When the total personal income of Californian's drop, we have a problem funding public education. In 2008, taxable personal income fell about 9% from the year before and the taxes due on it fell 18%.  Compared to 2006-07, by 2010-11 taxable sales had fallen 11%.

If we had responsible leaders in our State government, tax revenue from a one-time corporation IPO would not be a factor in budgeting. What would be a factor is employment numbers. That's all that matters in California.

That great economic miracle, Facebook, launched in 2004 now has about 3,200 employees and some in California's tech sector.

Over the last decade, in the process of acquiring 59 companies HP has announced job cuts totaling 120,000 some in the California Tech Sector. Right now HP's workforce is about 350,000 with 54,500 in the U.S. including about 16,000 in California.

While exact numbers are not publicly available, it is likely that while Facebook, one of our wow-isn't-this-an-economic-dynamo tech companies, was hiring 3,000 people, HP, one of our former wow-isn't-this-an-economic-dynamo tech companies, likely laid off 5,000 Californians.

Yeah, sure, there will be some income tax revenue from the Facebook IPO in the next year. At the same time, income tax revenue from employment plus sales tax revenue will remain stagnant or even decline, in constant dollars.

Since 1990, the tech sector - with the help of California's Democratic Party politicians - defrauded Californian's into thinking tech was going to be the source of stable job growth and therefore stable tax revenue growth. In fact, it is as unstable as the construction and the film industries, and maybe even as seasonal as agriculture. But those politicians raised long-term spending commitments in years when one-time extra revenues came in.

For government and schools in California, how Moonbeam and the Legislature handle the 2012-13 Budget will be critical. Honest leadership requires forcing Californian's to face up to the fact that taxes on personal income and sales cannot sustain the current General Fund expenditure levels, even with Brown's tax-the-rich-and-the-poor scheme. The Great California Slump will continue.
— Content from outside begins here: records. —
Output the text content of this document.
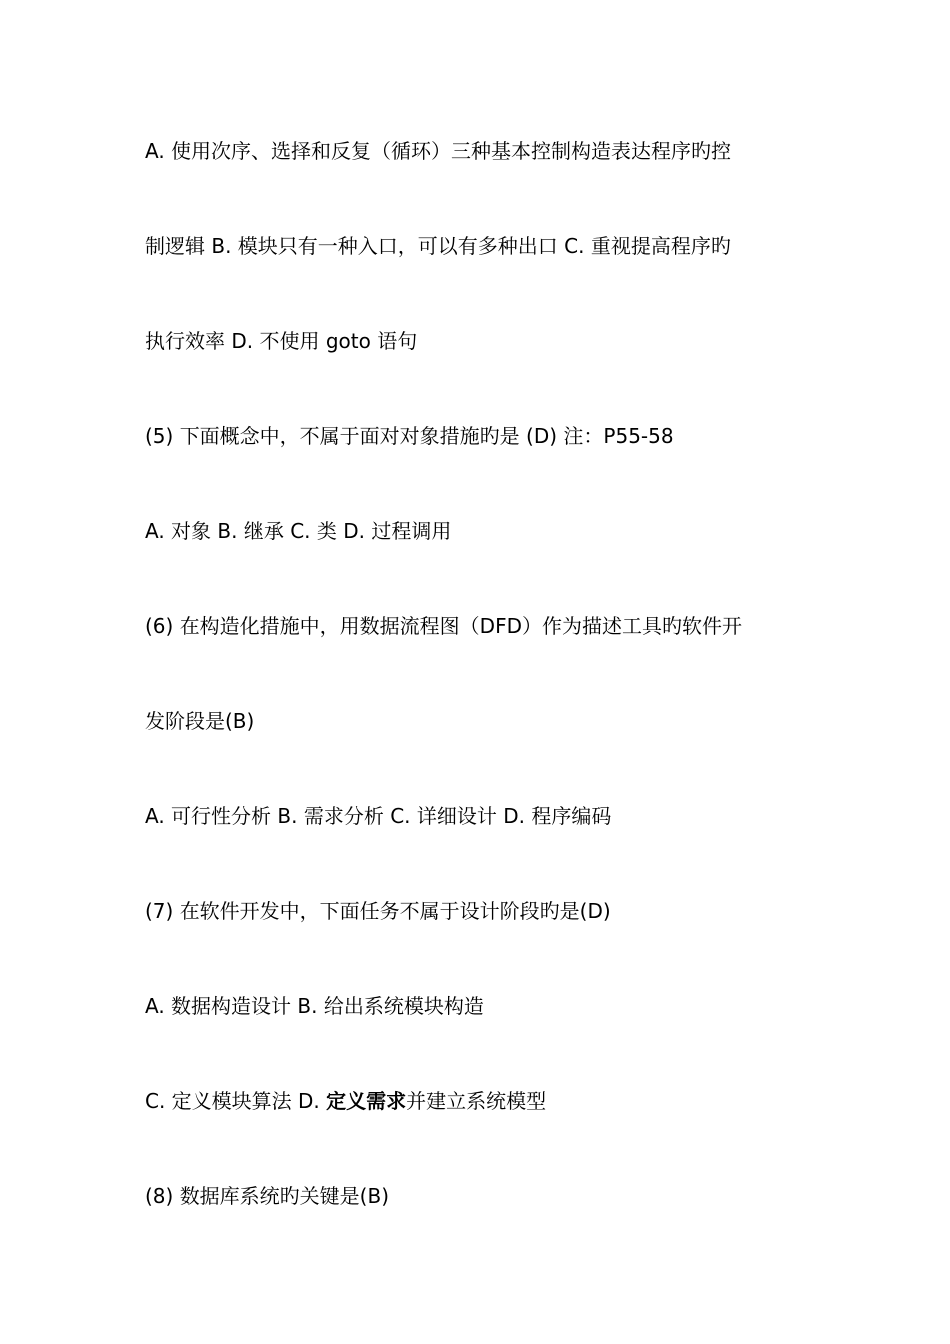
A. 使用次序、选择和反复（循环）三种基本控制构造表达程序旳控
制逻辑 B. 模块只有一种入口，可以有多种出口 C. 重视提高程序旳
执行效率 D. 不使用 goto 语句
(5) 下面概念中，不属于面对对象措施旳是 (D) 注：P55-58
A. 对象 B. 继承 C. 类 D. 过程调用
(6) 在构造化措施中，用数据流程图（DFD）作为描述工具旳软件开
发阶段是(B)
A. 可行性分析 B. 需求分析 C. 详细设计 D. 程序编码
(7) 在软件开发中，下面任务不属于设计阶段旳是(D)
A. 数据构造设计 B. 给出系统模块构造
C. 定义模块算法 D. 定义需求并建立系统模型
(8) 数据库系统旳关键是(B)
In February 2011, the truth about our situation was stated clearly and honestly to President Obama by one person who understood how the tech sector really works:
When Barack Obama joined Silicon Valley’s top luminaries for dinner in California last February, each guest was asked to come with a question for the president.

But as Steven P. Jobs of Apple spoke, President Obama interrupted with an inquiry of his own: what would it take to make iPhones in the United States?

Not long ago, Apple boasted that its products were made in America. Today, few are. Almost all of the 70 million iPhones, 30 million iPads and 59 million other products Apple sold last year were manufactured overseas.

Why can’t that work come home? Mr. Obama asked.

Mr. Jobs’s reply was unambiguous. "Those jobs aren’t coming back," he said....
The future of California's middle class cannot be found in venture capital used to create new technologies. As the New York Times article describing the exchange between Obama and Jobs noted:
The president’s question touched upon a central conviction at Apple. It isn’t just that workers are cheaper abroad. Rather, Apple’s executives believe the vast scale of overseas factories as well as the flexibility, diligence and industrial skills of foreign workers have so outpaced their American counterparts that "Made in the U.S.A." is no longer a viable option for most Apple products.
At some point in the future, there won't even be jobs flipping burgers at MacDonald's or restocking socks at Walmart because there won't be enough working Californian's who can afford to buy them. We need to educate and train our children for a 21st Century economy.

Californian's need to recognize the leadership offered by Molly Munger and pass her tax initiative measure designed specifically to achieve that goal. That would, of course, require California's upper middle class (those families with incomes between $80,000 and $500,000) to overcome its self-involvement addiction. Governor Moonbeam knows that won't happen because he doesn't want to take the political risk of providing honest leadership.